Isabel, que tenía quince años, se había enamorado de un apuesto conde de la corte al servicio de su padre. El incipiente romance fue rápidamente interrumpido por éste y el caballero fue enviado a alguna misión para alejarlo de Munich. Cuando regresó, estaba gravemente enfermo y murió poco después. Sissi cayó en una profunda tristeza y pasaba las horas en su habitación escribiendo poemas a su amado y llorando desconsoladamente. Ludovica pensó que un cambio de aires le sentaría bien y que su hija recuperaría la alegría. Además, abrigaba la secreta esperanza de que el hermano menor del emperador Francisco José, el archiduque Carlos Luis, aún se sintiera atraído por Sissi.

Carlos Luis de Austria

Ambos jóvenes se conocieron en 1848 en una reunión familiar en Innsbruck siendo apenas unos niños. Carlos Luis demostró un interés especial por su prima bávara, que entonces contaba once años. Durante un tiempo se intercambiaron románticas cartas de amor y algunos presentes, pero con el paso de los meses la relación se enfrió. La duquesa creyó que este viaje podría reavivar el interés del archiduque por su hija menor, que había cambiado mucho y ahora era una adolescente «bonita y lozana aunque no tuviera ningún rasgo especialmente hermoso».

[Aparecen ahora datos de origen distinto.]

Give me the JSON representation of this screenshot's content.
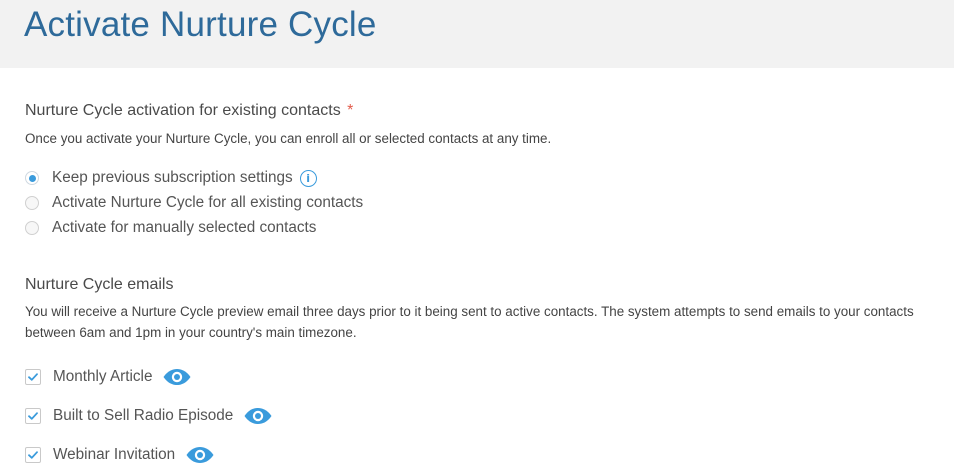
{
  "header": {
    "title": "Activate Nurture Cycle"
  },
  "activation": {
    "title": "Nurture Cycle activation for existing contacts",
    "required_mark": "*",
    "description": "Once you activate your Nurture Cycle, you can enroll all or selected contacts at any time.",
    "options": [
      {
        "label": "Keep previous subscription settings",
        "selected": true,
        "info_icon": "info-icon"
      },
      {
        "label": "Activate Nurture Cycle for all existing contacts",
        "selected": false
      },
      {
        "label": "Activate for manually selected contacts",
        "selected": false
      }
    ]
  },
  "emails": {
    "title": "Nurture Cycle emails",
    "description": "You will receive a Nurture Cycle preview email three days prior to it being sent to active contacts. The system attempts to send emails to your contacts between 6am and 1pm in your country's main timezone.",
    "items": [
      {
        "label": "Monthly Article",
        "checked": true,
        "preview_icon": "eye-icon"
      },
      {
        "label": "Built to Sell Radio Episode",
        "checked": true,
        "preview_icon": "eye-icon"
      },
      {
        "label": "Webinar Invitation",
        "checked": true,
        "preview_icon": "eye-icon"
      }
    ]
  },
  "colors": {
    "title_blue": "#2e6a9a",
    "accent_blue": "#3a9bdc",
    "required_red": "#e25a4a",
    "header_bg": "#f2f2f2"
  }
}
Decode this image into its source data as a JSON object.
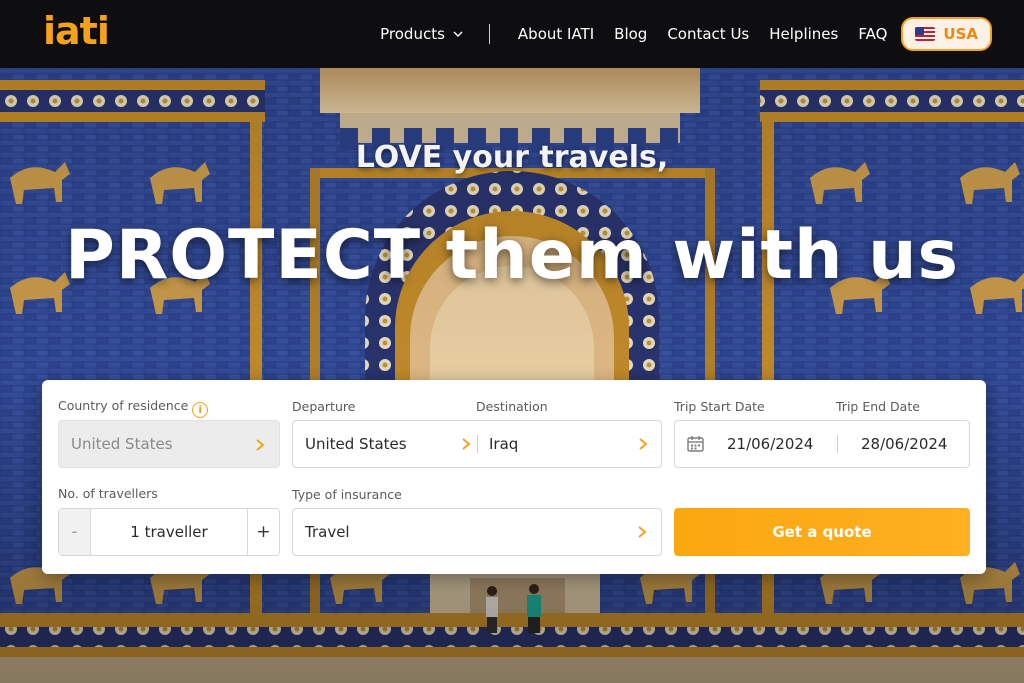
{
  "brand": {
    "logo_text": "iati",
    "accent": "#f5a21b"
  },
  "nav": {
    "products_label": "Products",
    "items": [
      "About IATI",
      "Blog",
      "Contact Us",
      "Helplines",
      "FAQ"
    ],
    "country_label": "USA",
    "country_flag": "us-flag-icon"
  },
  "hero": {
    "tagline": "LOVE your travels,",
    "title": "PROTECT them with us"
  },
  "form": {
    "residence": {
      "label": "Country of residence",
      "value": "United States",
      "info_icon": "info-icon"
    },
    "departure": {
      "label": "Departure",
      "value": "United States"
    },
    "destination": {
      "label": "Destination",
      "value": "Iraq"
    },
    "start_date": {
      "label": "Trip Start Date",
      "value": "21/06/2024"
    },
    "end_date": {
      "label": "Trip End Date",
      "value": "28/06/2024"
    },
    "travellers": {
      "label": "No. of travellers",
      "value": "1 traveller",
      "minus": "-",
      "plus": "+"
    },
    "insurance": {
      "label": "Type of insurance",
      "value": "Travel"
    },
    "submit_label": "Get a quote",
    "calendar_icon": "calendar-icon"
  }
}
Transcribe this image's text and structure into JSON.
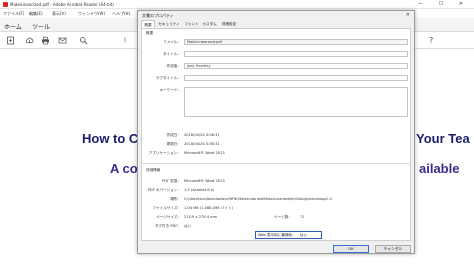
{
  "window": {
    "title": "MakeLinearized.pdf - Adobe Acrobat Reader (64-bit)",
    "controls": "—  ☐  ✕"
  },
  "menu": [
    "ファイル(F)",
    "編集(E)",
    "表示(V)",
    "ウィンドウ(W)",
    "ヘルプ(H)"
  ],
  "app_tabs": [
    "ホーム",
    "ツール"
  ],
  "toolbar": {
    "icons": [
      "create-icon",
      "upload-icon",
      "print-icon",
      "mail-icon",
      "search-icon"
    ],
    "partial_text": "(",
    "help": "?"
  },
  "document": {
    "heading_left": "How to C",
    "heading_right": "Your Tea",
    "sub_left": "A co",
    "sub_right": "ailable"
  },
  "dialog": {
    "title": "文書のプロパティ",
    "close": "✕",
    "tabs": [
      "概要",
      "セキュリティ",
      "フォント",
      "カスタム",
      "詳細設定"
    ],
    "section_overview": "概要",
    "file_label": "ファイル：",
    "file_value": "MakeLinearized.pdf",
    "title_label": "タイトル：",
    "title_value": "",
    "author_label": "作成者：",
    "author_value": "Jody Handley",
    "subject_label": "サブタイトル：",
    "subject_value": "",
    "keywords_label": "キーワード：",
    "keywords_value": "",
    "created_label": "作成日：",
    "created_value": "2018/04/24 0:58:31",
    "modified_label": "更新日：",
    "modified_value": "2018/04/24 0:58:31",
    "app_label": "アプリケーション：",
    "app_value": "Microsoft® Word 2013",
    "section_advanced": "詳細情報",
    "producer_label": "PDF 変換：",
    "producer_value": "Microsoft® Word 2013",
    "version_label": "PDF のバージョン：",
    "version_value": "1.5 (Acrobat 6.x)",
    "location_label": "場所：",
    "location_value": "C:\\Users\\taun\\Downloads\\ceTePdf-MakeLinearized\\MakeLinearized\\bin\\Debug\\netcoreapp3.1\\",
    "size_label": "ファイルサイズ：",
    "size_value": "1.04 MB (1,088,496 バイト)",
    "page_size_label": "ページサイズ：",
    "page_size_value": "215.9 x 279.4 mm",
    "pages_label": "ページ数：",
    "pages_value": "72",
    "tagged_label": "タグ付き PDF：",
    "tagged_value": "はい",
    "fast_web_label": "Web 表示用に最適化：",
    "fast_web_value": "はい",
    "ok": "OK",
    "cancel": "キャンセル"
  },
  "colors": {
    "heading": "#1a1f6e",
    "subheading": "#3a2c8a",
    "highlight_border": "#2d5db8"
  }
}
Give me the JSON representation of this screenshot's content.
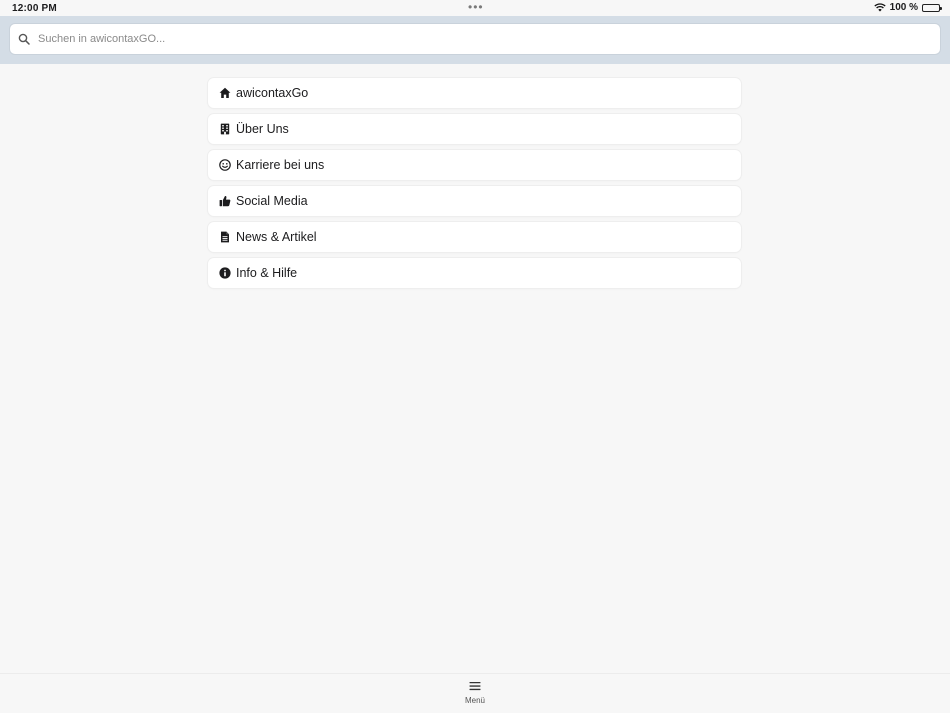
{
  "status_bar": {
    "time": "12:00 PM",
    "dots": "•••",
    "battery_text": "100 %"
  },
  "search": {
    "placeholder": "Suchen in awicontaxGO...",
    "value": ""
  },
  "menu": {
    "items": [
      {
        "label": "awicontaxGo",
        "icon": "home-icon"
      },
      {
        "label": "Über Uns",
        "icon": "building-icon"
      },
      {
        "label": "Karriere bei uns",
        "icon": "smile-icon"
      },
      {
        "label": "Social Media",
        "icon": "thumbs-up-icon"
      },
      {
        "label": "News & Artikel",
        "icon": "document-icon"
      },
      {
        "label": "Info & Hilfe",
        "icon": "info-icon"
      }
    ]
  },
  "tab_bar": {
    "menu_label": "Menü",
    "menu_icon": "hamburger-icon"
  },
  "colors": {
    "background": "#f7f7f7",
    "search_band": "#d4dde6",
    "item_background": "#ffffff",
    "text": "#1c1c1e"
  }
}
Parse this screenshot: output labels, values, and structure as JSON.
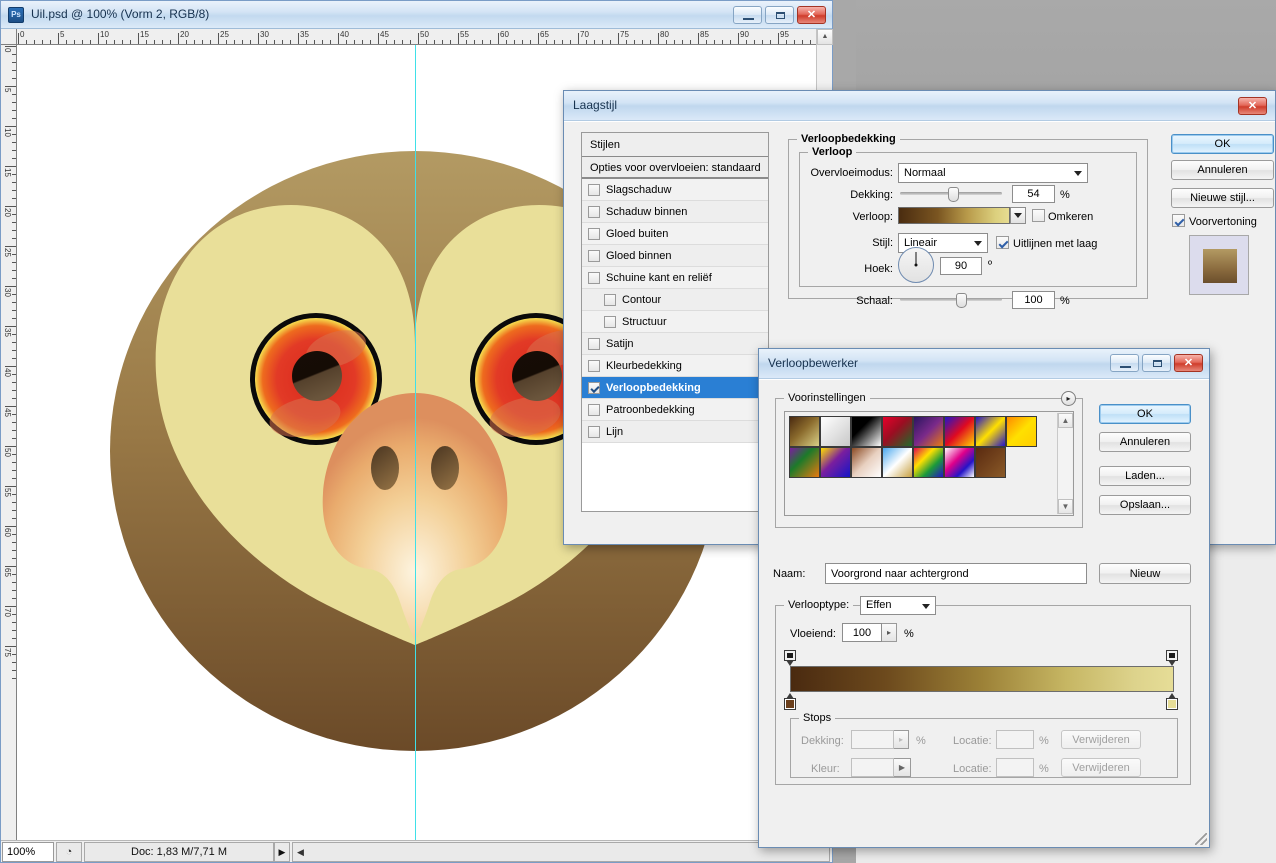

Escena de película "La princesa Sissi", protagonizada por Romy Schneider. Escena del emperador y la archiduquesa Sofía

El 16 de agosto de 1853 la duquesa llegaba a Bad Ischl con sus hijas, pero tuvo que solventar varios contratiempos. Sufría una fuerte migraña que la obligó a posponer la salida y llegaron con bastante retraso a su destino. La archiduquesa Sofía les envió una camarera al hotel donde se alojaban para ayudar a peinar a Elena, que debía estar impecable antes de presentarse ante el emperador. Sissi, a quien nadie ayudó, se arregló ella misma el cabello que recogió en dos largas trenzas. Sofía invitó a su hermana y a sus dos hijas a tomar el té en la Kaiservilla (Villa Imperial), una lujosa y elegante mansión que la monarquía austríaca alquilaba como residencia de verano. En el salón principal Francisco José esperaba puntual y algo nervioso a sus invitadas, pues sabía muy bien lo que significaba aquella visita. Encontró a Elena bonita, elegante y distinguida, aunque algo fría y estirada. 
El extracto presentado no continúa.